Wie aber sollen die Entscheider in mittelständischen Unternehmen mit diesen Risiken umgehen? Damit, dass sie mit Kompromissen leben müssen, dass die abzuwägenden Anforderungskriterien nicht immer gut zu operationalisieren sind und dass sich der Markt ausgesprochen unübersichtlich darstellt? Im Wesentlichen müssen die Unternehmen den bewährten Ansatz einer systematischen, stufenweisen Vorgehensweise zur Auswahl eines geeigneten ERP-Systems mit flankierenden Maßnahmen begleiten. Dazu zählen:

- frühzeitiges Ausloten der Auswirkung von strategischen Vorgaben auf die beschriebenen Entscheidungsdimensionen. Das Ziel heißt: wesentliche Entscheidungsträger informieren und für Trade-off-Entscheidungen sensibilisieren;

- Prüfen der erarbeiteten Zielsetzungen und K.o.-Kriterien auf gegenseitige Unverträglichkeit sowie Abstimmen der Prioritäten;

- Marktrecherche auf möglichst breiter Basis, damit der vorhandene Angebots- und Auswahlspielraum auch genutzt werden kann;

- Abstimmen einer Vorgehensweise zur Bewertung von schwer operationalisierbaren Ausprägungen, zum Beispiel durch Demonstrationen und Tests oder Gespräche mit Referenzkunden;

- Sichern von Rückfalloptionen, zum Beispiel durch nachträgliches Erweitern des Favoritenkreises.
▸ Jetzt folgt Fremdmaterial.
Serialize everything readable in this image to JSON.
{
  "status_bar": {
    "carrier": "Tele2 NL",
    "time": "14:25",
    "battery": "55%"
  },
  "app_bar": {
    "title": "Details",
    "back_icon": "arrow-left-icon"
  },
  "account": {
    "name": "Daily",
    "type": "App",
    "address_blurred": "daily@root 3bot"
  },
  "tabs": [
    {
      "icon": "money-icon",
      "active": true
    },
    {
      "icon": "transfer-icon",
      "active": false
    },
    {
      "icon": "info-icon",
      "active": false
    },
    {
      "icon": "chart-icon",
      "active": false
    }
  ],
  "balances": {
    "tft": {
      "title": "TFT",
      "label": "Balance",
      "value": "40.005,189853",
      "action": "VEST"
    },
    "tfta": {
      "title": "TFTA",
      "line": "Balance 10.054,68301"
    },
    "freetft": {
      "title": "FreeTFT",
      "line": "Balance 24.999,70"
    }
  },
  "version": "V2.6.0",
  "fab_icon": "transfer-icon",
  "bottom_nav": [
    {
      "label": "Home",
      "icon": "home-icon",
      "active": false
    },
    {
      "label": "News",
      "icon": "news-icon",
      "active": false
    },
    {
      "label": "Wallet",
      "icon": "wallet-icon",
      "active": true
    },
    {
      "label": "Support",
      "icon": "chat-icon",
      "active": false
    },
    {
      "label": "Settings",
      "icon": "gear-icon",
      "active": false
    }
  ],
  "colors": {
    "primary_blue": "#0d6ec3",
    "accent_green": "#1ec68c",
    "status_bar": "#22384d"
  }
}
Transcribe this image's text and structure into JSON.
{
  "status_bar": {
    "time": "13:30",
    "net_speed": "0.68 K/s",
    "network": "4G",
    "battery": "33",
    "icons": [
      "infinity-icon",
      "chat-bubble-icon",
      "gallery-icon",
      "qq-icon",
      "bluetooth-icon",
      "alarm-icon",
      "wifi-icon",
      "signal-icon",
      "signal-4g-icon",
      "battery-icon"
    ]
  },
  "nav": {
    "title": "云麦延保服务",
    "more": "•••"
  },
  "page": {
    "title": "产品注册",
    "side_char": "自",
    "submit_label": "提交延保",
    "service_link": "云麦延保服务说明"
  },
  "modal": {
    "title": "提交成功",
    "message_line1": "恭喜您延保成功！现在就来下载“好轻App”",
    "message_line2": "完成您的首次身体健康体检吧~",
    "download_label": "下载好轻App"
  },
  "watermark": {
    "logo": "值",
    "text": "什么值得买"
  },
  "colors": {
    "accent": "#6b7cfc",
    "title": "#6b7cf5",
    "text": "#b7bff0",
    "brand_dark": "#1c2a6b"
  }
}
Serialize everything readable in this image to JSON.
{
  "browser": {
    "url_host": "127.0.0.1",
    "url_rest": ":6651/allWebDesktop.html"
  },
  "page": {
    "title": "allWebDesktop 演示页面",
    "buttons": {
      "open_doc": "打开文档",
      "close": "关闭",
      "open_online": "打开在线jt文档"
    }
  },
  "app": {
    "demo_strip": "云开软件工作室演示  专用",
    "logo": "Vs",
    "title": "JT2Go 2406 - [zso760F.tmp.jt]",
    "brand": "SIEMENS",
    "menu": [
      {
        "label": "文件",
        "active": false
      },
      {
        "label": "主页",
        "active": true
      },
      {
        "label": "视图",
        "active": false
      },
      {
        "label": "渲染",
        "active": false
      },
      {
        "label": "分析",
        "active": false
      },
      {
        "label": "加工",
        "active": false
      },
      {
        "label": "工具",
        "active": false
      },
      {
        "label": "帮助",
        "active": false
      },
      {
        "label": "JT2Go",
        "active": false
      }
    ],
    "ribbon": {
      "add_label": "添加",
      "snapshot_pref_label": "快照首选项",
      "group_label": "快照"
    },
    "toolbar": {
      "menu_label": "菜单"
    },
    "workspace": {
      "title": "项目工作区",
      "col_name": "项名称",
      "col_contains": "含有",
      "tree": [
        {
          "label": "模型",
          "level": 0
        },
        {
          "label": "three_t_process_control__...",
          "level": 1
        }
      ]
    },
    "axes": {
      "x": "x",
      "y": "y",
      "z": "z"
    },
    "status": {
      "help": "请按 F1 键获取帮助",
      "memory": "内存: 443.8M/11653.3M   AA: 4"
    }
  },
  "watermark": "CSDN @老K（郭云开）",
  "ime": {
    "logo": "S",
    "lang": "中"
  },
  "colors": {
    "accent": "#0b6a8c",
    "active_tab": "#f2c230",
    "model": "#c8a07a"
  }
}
In Summe fordern die Maßnahmen der Projektleitung einiges ab. Es ist viel Überzeugungsarbeit zu leisten; zusätzliche Planungs- und Abstimmungsumfänge müssen einbezogen und abgearbeitet werden. Vor dem Hintergrund des beträchtlichen Investitionsrisikos und der Tragweite der Entscheidung lohnt sich der Aufwand für eine gezielte Vorgehensweise allerdings. (pg)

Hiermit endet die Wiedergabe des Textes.